Таким образом, конвергенция социологии, герменевтики и эпистемологии в отечественных философских исследованиях актуализирует как вопрос о специфике социальной философии, так и вопрос о материале (или контексте?), который можно было бы считать наиболее адекватным для её области. Разумеется, данные социологии, культурологии и других наук уже никаким образом не удастся элиминировать из сферы интереса обществоведов, мы же предлагаем еще один контекст исследования, который, на наш взгляд, с одной стороны, будет способствовать приближению к предметности и своеобразной «материальности» познания, а с другой стороны, не будет чреват редукцией философского смысла к данным конкретных наук. Это контекст, возникающий из осознания того, что вся совокупность сведений, которыми оперируют  обществоведы, получена ими из текстов, каждый из которых имеет свое место и формат в рамках текстовой культуры.

Об интересе социокультурных исследований к тексту

В социальном знании понятия текста, культуры и общества оказались объединенными в сильной программе культурсоциологии Дж. Александера,  тезисе П. Рикера о социальном действии как тексте, а также идее Ю. Хабермаса об «интерпретационном сдвиге» в социальных науках.

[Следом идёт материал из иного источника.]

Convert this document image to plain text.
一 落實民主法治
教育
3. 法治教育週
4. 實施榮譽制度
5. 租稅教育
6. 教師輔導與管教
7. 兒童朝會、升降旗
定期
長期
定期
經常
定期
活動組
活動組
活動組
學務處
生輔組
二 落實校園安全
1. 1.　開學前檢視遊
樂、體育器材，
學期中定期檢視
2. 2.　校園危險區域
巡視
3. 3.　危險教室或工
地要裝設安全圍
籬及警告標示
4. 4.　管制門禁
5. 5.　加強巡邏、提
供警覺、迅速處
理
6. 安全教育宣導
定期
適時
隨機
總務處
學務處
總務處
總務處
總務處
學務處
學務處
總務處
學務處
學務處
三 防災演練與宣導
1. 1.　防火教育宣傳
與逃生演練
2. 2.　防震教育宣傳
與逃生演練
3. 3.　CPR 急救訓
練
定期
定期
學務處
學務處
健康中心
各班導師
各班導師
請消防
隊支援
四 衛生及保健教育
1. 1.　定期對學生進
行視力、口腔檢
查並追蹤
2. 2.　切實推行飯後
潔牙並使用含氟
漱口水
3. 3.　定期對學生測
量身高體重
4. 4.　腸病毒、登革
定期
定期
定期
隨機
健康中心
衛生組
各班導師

В 2001 году выходит статья Дж. Александера и Ф. Смита “The Strong Program in Cultural Theory: Elements of a Structural Hermeneutics” [15]. В этой работе, которая получила бòльшую известность в своих поздних изданиях как “The Strong Program in Cultural Sociology”,  задается особый вектор социологических исследований, позволяющий говорить о культуре как детерминанте социально значимых событий. Сильная программа в культурсоциологии (противопоставленная слабой программе в социологии культуры) призвана решать следующие фундаментальные методологические задачи. Во-первых, она должна «пролить свет на то мощное воздей­ствие, которое культура оказывает на формирование социальной жизни» [1, c. 13]; во-вторых, на основе понимания культуры как текста культурсоциология должна «вовлечь в контекст социальной науки развитые понятийные ресурсы литературоведения» [1, c. 14]; и, в-третьих – она должна исследовать социальные изменения, «детально устанавливая, как культура влияет на то, что реально происходит» [1, c. 14].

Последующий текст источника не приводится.